Kristin Romberg and Hege Liseth shares an interest in painting and storytelling - interested in the paints flickering flatness and depth, in pattern and a busy surface. They’re thinking about busyness in their every- day life, and about the time it takes to make something, and to repeat something over and over again. The patterns are comforting and the mess discomforting, yet still enjoyable. Enjoyable to see how a glob of paint become an image and an image diffuse to become a glob of paint like shapeshifting in a fairytale. A thing that is inherently autonomous and alone (like paint) merges with something else to become something new (an image). When is it only a glob of paint and when does it become an image, and then again - becomes a glob of paint?

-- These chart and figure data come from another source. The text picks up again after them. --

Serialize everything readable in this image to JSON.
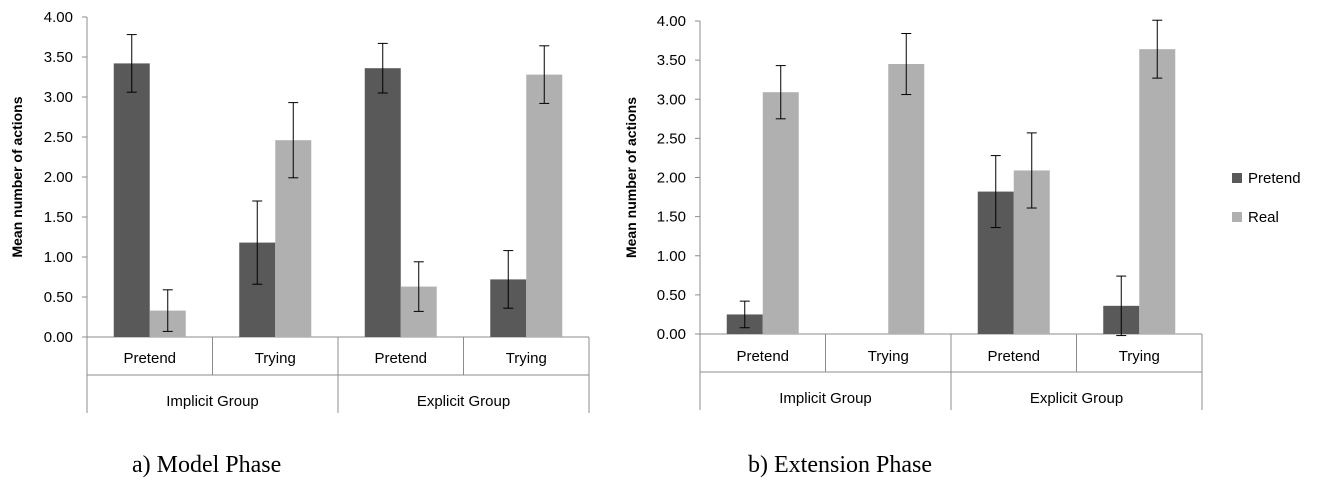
{
  "legend": {
    "position": "right",
    "entries": [
      {
        "name": "Pretend",
        "color": "#595959"
      },
      {
        "name": "Real",
        "color": "#b0b0b0"
      }
    ]
  },
  "captions": {
    "a": "a)   Model Phase",
    "b": "b) Extension Phase"
  },
  "chart_data": [
    {
      "type": "bar",
      "ylabel": "Mean number of actions",
      "ylim": [
        0,
        4
      ],
      "yticks": [
        "0.00",
        "0.50",
        "1.00",
        "1.50",
        "2.00",
        "2.50",
        "3.00",
        "3.50",
        "4.00"
      ],
      "groups": [
        "Implicit Group",
        "Explicit Group"
      ],
      "categories": [
        "Pretend",
        "Trying",
        "Pretend",
        "Trying"
      ],
      "series": [
        {
          "name": "Pretend",
          "values": [
            3.42,
            1.18,
            3.36,
            0.72
          ],
          "errors": [
            0.36,
            0.52,
            0.31,
            0.36
          ],
          "color": "#595959"
        },
        {
          "name": "Real",
          "values": [
            0.33,
            2.46,
            0.63,
            3.28
          ],
          "errors": [
            0.26,
            0.47,
            0.31,
            0.36
          ],
          "color": "#b0b0b0"
        }
      ],
      "grid": false,
      "caption": "a)   Model Phase"
    },
    {
      "type": "bar",
      "ylabel": "Mean number of actions",
      "ylim": [
        0,
        4
      ],
      "yticks": [
        "0.00",
        "0.50",
        "1.00",
        "1.50",
        "2.00",
        "2.50",
        "3.00",
        "3.50",
        "4.00"
      ],
      "groups": [
        "Implicit Group",
        "Explicit Group"
      ],
      "categories": [
        "Pretend",
        "Trying",
        "Pretend",
        "Trying"
      ],
      "series": [
        {
          "name": "Pretend",
          "values": [
            0.25,
            0,
            1.82,
            0.36
          ],
          "errors": [
            0.17,
            0,
            0.46,
            0.38
          ],
          "color": "#595959"
        },
        {
          "name": "Real",
          "values": [
            3.09,
            3.45,
            2.09,
            3.64
          ],
          "errors": [
            0.34,
            0.39,
            0.48,
            0.37
          ],
          "color": "#b0b0b0"
        }
      ],
      "grid": false,
      "caption": "b) Extension Phase"
    }
  ]
}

Kristin Rombergs paintings ooze energy and power, and consists an effortless style. Through layers of acrylic brushstroke, charcoal and pencil on canvas, we recognize a diva, a girl in her puberty, a female model, hiding or showing herself in an unknown identity. We are not sure she is real or if she just have put on a costume. Romberg has been working on the same subject for several years. Using photos of women from glossy magazines as a starting point, she transforms the models into rough and harsh figures without identity. Romberg is playing with clichés, and manage to create a strange fusion between photographs from women-magazines and cultural icons as Gypsies in a pin-up style. The figures seduce and reach out towards the viewer with their gestures and powerful visual presence. So close, yet simultaneously in a distance. We cannot get eye contact, the faces of the women are covered or not there at all. They are all on the surface. We have to guess if the story told is true or false, or even the actual story not told at all.

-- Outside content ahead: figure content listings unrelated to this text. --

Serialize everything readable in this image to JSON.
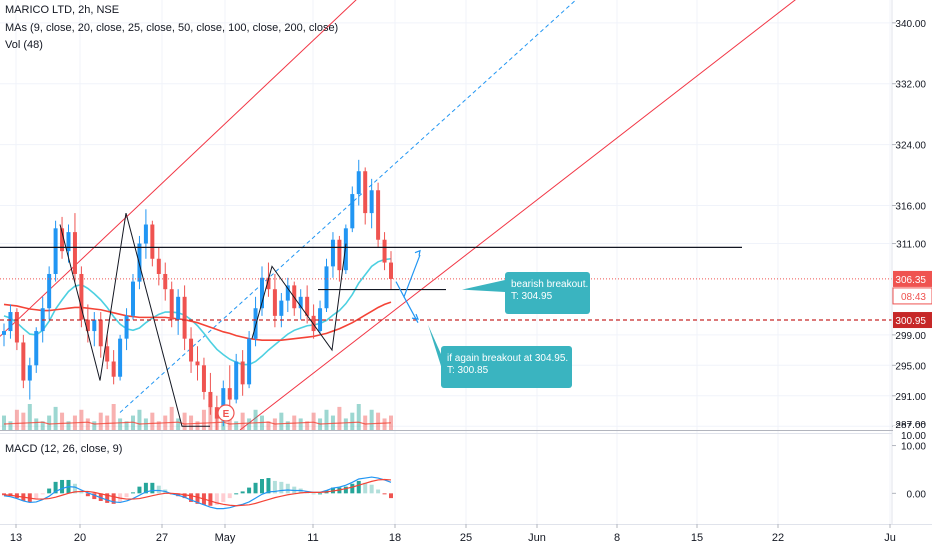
{
  "header": {
    "title": "MARICO LTD, 2h, NSE",
    "ma_legend": "MAs (9, close, 20, close, 25, close, 50, close, 100, close, 200, close)",
    "vol_legend": "Vol (48)",
    "macd_legend": "MACD (12, 26, close, 9)"
  },
  "price_axis": {
    "ticks": [
      "340.00",
      "332.00",
      "324.00",
      "316.00",
      "311.00",
      "299.00",
      "295.00",
      "291.00",
      "287.00"
    ],
    "tick_values": [
      340,
      332,
      324,
      316,
      311,
      299,
      295,
      291,
      287
    ],
    "current_price": "306.35",
    "countdown": "08:43",
    "alert_price": "300.95"
  },
  "macd_axis": {
    "ticks": [
      "10.00",
      "0.00"
    ],
    "tick_values": [
      10,
      0
    ]
  },
  "time_axis": {
    "labels": [
      "13",
      "20",
      "27",
      "May",
      "11",
      "18",
      "25",
      "Jun",
      "8",
      "15",
      "22",
      "Ju"
    ]
  },
  "annotations": {
    "bearish": "bearish breakout.\nT: 304.95",
    "again": "if again breakout at 304.95.\nT: 300.85",
    "event_marker": "E"
  },
  "colors": {
    "up": "#26a69a",
    "up_candle": "#2196f3",
    "down": "#ef5350",
    "ma_fast": "#4dd0e1",
    "ma_slow": "#f44336",
    "callout": "#3ab4c0",
    "channel": "#f23645",
    "dashed_channel": "#2196f3",
    "macd_line": "#2196f3",
    "signal_line": "#f44336"
  },
  "chart_data": {
    "type": "candlestick",
    "symbol": "MARICO LTD",
    "interval": "2h",
    "exchange": "NSE",
    "ohlc": [
      [
        299.0,
        300.5,
        297.5,
        299.5
      ],
      [
        299.5,
        303.0,
        298.5,
        302.0
      ],
      [
        302.0,
        302.5,
        297.0,
        298.0
      ],
      [
        298.0,
        299.0,
        292.0,
        293.0
      ],
      [
        293.0,
        296.0,
        290.5,
        295.0
      ],
      [
        295.0,
        300.0,
        294.0,
        299.5
      ],
      [
        299.5,
        304.0,
        298.0,
        302.5
      ],
      [
        302.5,
        308.0,
        301.0,
        307.0
      ],
      [
        307.0,
        314.0,
        306.0,
        313.0
      ],
      [
        313.0,
        314.5,
        309.0,
        310.0
      ],
      [
        310.0,
        313.5,
        308.5,
        312.5
      ],
      [
        312.5,
        315.0,
        306.0,
        307.0
      ],
      [
        307.0,
        308.0,
        300.0,
        301.0
      ],
      [
        301.0,
        303.0,
        298.0,
        299.5
      ],
      [
        299.5,
        302.0,
        297.5,
        301.0
      ],
      [
        301.0,
        302.0,
        296.0,
        297.5
      ],
      [
        297.5,
        299.0,
        294.5,
        295.5
      ],
      [
        295.5,
        297.0,
        292.5,
        293.5
      ],
      [
        293.5,
        299.0,
        293.0,
        298.5
      ],
      [
        298.5,
        302.5,
        297.0,
        301.5
      ],
      [
        301.5,
        307.0,
        301.0,
        306.0
      ],
      [
        306.0,
        312.0,
        305.0,
        311.0
      ],
      [
        311.0,
        315.5,
        309.0,
        313.5
      ],
      [
        313.5,
        314.0,
        308.0,
        309.0
      ],
      [
        309.0,
        310.5,
        305.5,
        307.0
      ],
      [
        307.0,
        308.5,
        303.5,
        305.0
      ],
      [
        305.0,
        306.0,
        300.0,
        301.0
      ],
      [
        301.0,
        305.0,
        299.0,
        304.0
      ],
      [
        304.0,
        305.5,
        297.0,
        298.5
      ],
      [
        298.5,
        300.0,
        294.0,
        295.5
      ],
      [
        295.5,
        297.5,
        293.0,
        295.0
      ],
      [
        295.0,
        296.0,
        290.5,
        291.5
      ],
      [
        291.5,
        294.0,
        288.5,
        289.5
      ],
      [
        289.5,
        291.0,
        286.5,
        288.0
      ],
      [
        288.0,
        293.0,
        287.0,
        292.0
      ],
      [
        292.0,
        295.0,
        289.0,
        290.5
      ],
      [
        290.5,
        296.5,
        290.0,
        295.5
      ],
      [
        295.5,
        297.0,
        291.0,
        292.5
      ],
      [
        292.5,
        299.5,
        292.0,
        298.5
      ],
      [
        298.5,
        304.0,
        297.5,
        302.5
      ],
      [
        302.5,
        308.0,
        301.5,
        306.5
      ],
      [
        306.5,
        308.5,
        304.0,
        305.0
      ],
      [
        305.0,
        307.0,
        300.0,
        301.5
      ],
      [
        301.5,
        304.5,
        300.0,
        303.5
      ],
      [
        303.5,
        306.5,
        302.0,
        305.5
      ],
      [
        305.5,
        306.0,
        301.5,
        302.5
      ],
      [
        302.5,
        305.0,
        301.0,
        304.0
      ],
      [
        304.0,
        305.5,
        300.5,
        301.5
      ],
      [
        301.5,
        303.0,
        298.5,
        299.5
      ],
      [
        299.5,
        303.5,
        299.0,
        302.5
      ],
      [
        302.5,
        309.0,
        302.0,
        308.0
      ],
      [
        308.0,
        312.5,
        306.5,
        311.5
      ],
      [
        311.5,
        312.0,
        306.0,
        307.5
      ],
      [
        307.5,
        313.5,
        307.0,
        313.0
      ],
      [
        313.0,
        318.5,
        312.5,
        317.5
      ],
      [
        317.5,
        322.0,
        316.0,
        320.5
      ],
      [
        320.5,
        321.0,
        313.5,
        315.0
      ],
      [
        315.0,
        319.5,
        313.0,
        318.0
      ],
      [
        318.0,
        319.0,
        310.5,
        311.5
      ],
      [
        311.5,
        312.5,
        307.5,
        308.5
      ],
      [
        308.5,
        310.0,
        305.0,
        306.35
      ]
    ],
    "ma_fast": [
      301.5,
      301.2,
      300.6,
      299.8,
      299.1,
      299.0,
      299.6,
      300.8,
      302.4,
      303.6,
      304.7,
      305.4,
      305.6,
      305.1,
      304.4,
      303.6,
      302.6,
      301.4,
      300.4,
      299.8,
      299.6,
      299.9,
      300.6,
      301.2,
      301.7,
      302.0,
      302.0,
      301.9,
      301.6,
      301.0,
      300.2,
      299.2,
      298.1,
      297.1,
      296.4,
      295.8,
      295.4,
      295.1,
      295.1,
      295.5,
      296.2,
      297.0,
      297.7,
      298.4,
      299.1,
      299.6,
      299.9,
      300.2,
      300.3,
      300.5,
      300.9,
      301.6,
      302.2,
      303.1,
      304.3,
      305.8,
      306.9,
      308.0,
      308.6,
      308.9,
      309.0
    ],
    "ma_slow": [
      303.0,
      302.9,
      302.8,
      302.6,
      302.4,
      302.3,
      302.2,
      302.2,
      302.3,
      302.4,
      302.5,
      302.6,
      302.6,
      302.5,
      302.4,
      302.3,
      302.1,
      301.9,
      301.7,
      301.5,
      301.4,
      301.3,
      301.3,
      301.3,
      301.3,
      301.3,
      301.2,
      301.1,
      301.0,
      300.8,
      300.6,
      300.3,
      300.0,
      299.7,
      299.4,
      299.2,
      298.9,
      298.7,
      298.5,
      298.4,
      298.3,
      298.3,
      298.3,
      298.3,
      298.4,
      298.5,
      298.6,
      298.7,
      298.8,
      299.0,
      299.2,
      299.5,
      299.8,
      300.2,
      300.6,
      301.1,
      301.6,
      302.1,
      302.6,
      303.0,
      303.3
    ],
    "volume": [
      5,
      3,
      7,
      6,
      9,
      4,
      3,
      5,
      8,
      6,
      3,
      5,
      7,
      4,
      3,
      6,
      5,
      9,
      4,
      3,
      5,
      7,
      4,
      6,
      3,
      5,
      8,
      4,
      6,
      5,
      3,
      7,
      9,
      6,
      4,
      5,
      3,
      6,
      4,
      7,
      5,
      3,
      4,
      6,
      3,
      5,
      4,
      3,
      6,
      4,
      7,
      5,
      8,
      4,
      6,
      9,
      5,
      7,
      6,
      4,
      5
    ],
    "macd": [
      -0.5,
      -0.7,
      -1.1,
      -1.6,
      -1.9,
      -1.8,
      -1.3,
      -0.6,
      0.4,
      1.0,
      1.4,
      1.3,
      0.7,
      0.1,
      -0.4,
      -0.9,
      -1.4,
      -1.8,
      -1.9,
      -1.6,
      -1.1,
      -0.4,
      0.3,
      0.6,
      0.6,
      0.4,
      -0.1,
      -0.4,
      -0.8,
      -1.4,
      -1.9,
      -2.4,
      -2.9,
      -3.2,
      -3.2,
      -3.0,
      -2.6,
      -2.3,
      -1.8,
      -1.0,
      -0.2,
      0.3,
      0.4,
      0.6,
      0.7,
      0.6,
      0.6,
      0.4,
      0.2,
      0.2,
      0.6,
      1.1,
      1.3,
      1.7,
      2.3,
      3.0,
      3.2,
      3.4,
      3.2,
      2.8,
      2.3
    ],
    "macd_signal": [
      -0.3,
      -0.4,
      -0.6,
      -0.8,
      -1.0,
      -1.2,
      -1.2,
      -1.1,
      -0.8,
      -0.4,
      0.0,
      0.3,
      0.4,
      0.4,
      0.2,
      -0.1,
      -0.4,
      -0.7,
      -1.0,
      -1.2,
      -1.2,
      -1.1,
      -0.8,
      -0.5,
      -0.2,
      0.0,
      0.0,
      -0.1,
      -0.3,
      -0.5,
      -0.8,
      -1.2,
      -1.6,
      -2.0,
      -2.3,
      -2.5,
      -2.6,
      -2.5,
      -2.4,
      -2.1,
      -1.7,
      -1.3,
      -0.9,
      -0.6,
      -0.3,
      -0.1,
      0.1,
      0.2,
      0.2,
      0.2,
      0.3,
      0.5,
      0.7,
      1.0,
      1.3,
      1.7,
      2.1,
      2.5,
      2.8,
      2.9,
      2.8
    ],
    "levels": {
      "resistance": 310.5,
      "breakout": 304.95,
      "target": 300.85,
      "current": 306.35,
      "alert": 300.95
    },
    "price_range": [
      286.5,
      343.0
    ],
    "macd_range": [
      -6.0,
      12.0
    ]
  }
}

Hege Liseths paintings and visual universe seek to make a connection between the state of consciousness and one of sleep. A transient condition where reality plunges into the surreality of a dream. Hege Liseth is interested in the different layers of experiencing what is real and what is unreal. Through a myriad of forms and a ability to deal with light, new landscapes arise and the viewer is drawn in towards the core of a differ- ent reality. Simple visual elements as the circle, or fragments of natural forms, are selected to provide few specific references and try to move the visual language to something that invokes a variety of associations. Perhaps, however, new forms reminiscent of something familiar. The images can often refers to a mental space, or be associated with growth or cycles in a micro-or macrocosm universe - like a mutant plants or plants from unknown places.
In her animation there is the changes and movements that is creating the story, based on the drawings. The title “Homo bulla” is playing with the ancients metaphor of man as a exquisitely fragile and transient bubble. The film shows a creature who in various ways puts things in motion and gets scenes to change.